Education may be the kindling of a flame and not the filling of a vessel, but it is useless and possibly harmful to encourage young green limbs to burn before they dry and brown with age and training. I was reminded of the importance of training when I stumbled upon this 2010 article from The New York Times. It discusses a program of undergraduate philosophy students using children’s books to direct philosophical discussions among second graders.
The book featured in the article is Shel Silverstein’s “The Giving Tree;” while the discussion that followed, directed by the undergraduates, focused on environmental ethics, or “how we should treat natural objects”:
“Most of the young philosophers had no problem with the boy using the tree’s shade. But they were divided on the apples, which the boy sold, the branches, which he used to build a house, and the trunk, which he carved into a boat. ‘It’s only a tree,’ Justin said with a shrug. The tree has feelings!’ Keyshawn replied. Some reasoned that even if the tree wanted the boy to have its apples and branches, there might be unforeseen consequences. ‘If they take the tree’s trunk, um, the tree’s not going to live,’ said Nyasia. Isaiah was among only a few pupils who said they would treat an inanimate object differently from a human friend. ‘Say me and a rock was a friend,’ he said. ‘It would be different, because a rock can’t move. And it can’t look around.’ This gave his classmates pause.”The concept of philosophical debate among elementary students is interesting but premature. Their taste should not be consulted at such a young age; their taste is being formed. Further, using “The Giving Tree” to talk about the modern fad of environmental ethics undermines this classic children’s book which perfectly illustrates sacrificial and enduring love, compassion, and the dignity of service and generosity. Since these are concepts that likely will not occur to a second grader without habituation, these are exactly the concepts parents and educators have a duty to instill in the children.

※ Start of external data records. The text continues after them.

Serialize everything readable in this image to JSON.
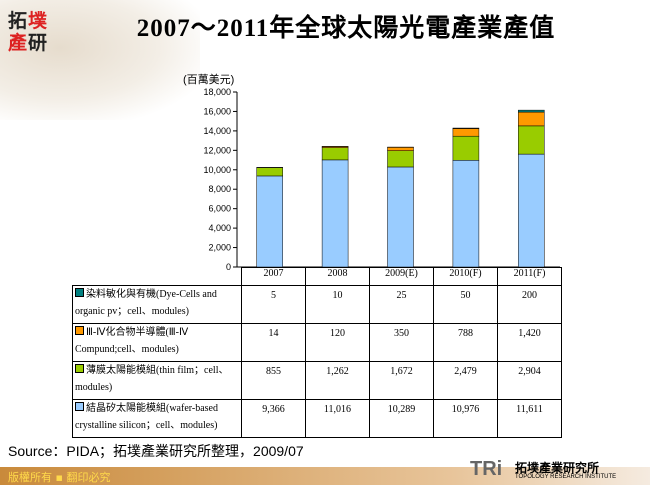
{
  "header": {
    "title": "2007～2011年全球太陽光電產業產值",
    "logo_text": "拓墣產研"
  },
  "chart_data": {
    "type": "bar",
    "stacked": true,
    "title": "2007～2011年全球太陽光電產業產值",
    "ylabel": "(百萬美元)",
    "ylim": [
      0,
      18000
    ],
    "yticks": [
      0,
      2000,
      4000,
      6000,
      8000,
      10000,
      12000,
      14000,
      16000,
      18000
    ],
    "ytick_labels": [
      "0",
      "2,000",
      "4,000",
      "6,000",
      "8,000",
      "10,000",
      "12,000",
      "14,000",
      "16,000",
      "18,000"
    ],
    "categories": [
      "2007",
      "2008",
      "2009(E)",
      "2010(F)",
      "2011(F)"
    ],
    "grid": false,
    "series": [
      {
        "name": "結晶矽太陽能模組(wafer-based crystalline silicon；cell、modules)",
        "color": "#99CCFF",
        "values": [
          9366,
          11016,
          10289,
          10976,
          11611
        ],
        "labels": [
          "9,366",
          "11,016",
          "10,289",
          "10,976",
          "11,611"
        ]
      },
      {
        "name": "薄膜太陽能模組(thin film；cell、modules)",
        "color": "#99CC00",
        "values": [
          855,
          1262,
          1672,
          2479,
          2904
        ],
        "labels": [
          "855",
          "1,262",
          "1,672",
          "2,479",
          "2,904"
        ]
      },
      {
        "name": "Ⅲ-Ⅳ化合物半導體(Ⅲ-Ⅳ Compund;cell、modules)",
        "color": "#FF9900",
        "values": [
          14,
          120,
          350,
          788,
          1420
        ],
        "labels": [
          "14",
          "120",
          "350",
          "788",
          "1,420"
        ]
      },
      {
        "name": "染料敏化與有機(Dye-Cells and organic pv；cell、modules)",
        "color": "#008080",
        "values": [
          5,
          10,
          25,
          50,
          200
        ],
        "labels": [
          "5",
          "10",
          "25",
          "50",
          "200"
        ]
      }
    ]
  },
  "source": "Source：PIDA；拓墣產業研究所整理，2009/07",
  "footer": {
    "copyright": "版權所有 ▪ 翻印必究",
    "brand": "TRi",
    "brand_cn": "拓墣產業研究所",
    "brand_en": "TOPOLOGY RESEARCH INSTITUTE"
  }
}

That the undergraduate students passed up the opportunity to discuss enduring questions of sacrifice and generosity to focus on a periphery environmental question—one which Mr. Silverstein likely did not even have in mind—is disappointing. Those young students may come away from the lesson assured of the good of not stepping on a flower but unaware of the selfishness in demanding that someone else tend to their garden.
The undergraduate students passed over the enduring for the immediate concerns of their day, bringing to mind Flannery O’Connor’s comments on a historical and liberal view of education and literature:
“The fact that these works do not present [the student] with the realities of his own time is all to the good. He is surrounded by the realities of his own time, and he has no perspective whatever from which to view them […] many students go to college unaware that the world was not made yesterday; their studies began with the present and dipped backward occasionally when it seemed necessary or unavoidable.”
The “philosophical discussion” in the NYT article appears to be the blind leading the blind: modern, rootless undergraduates leading unprepared and impressionable second graders, with little critical thinking along the way.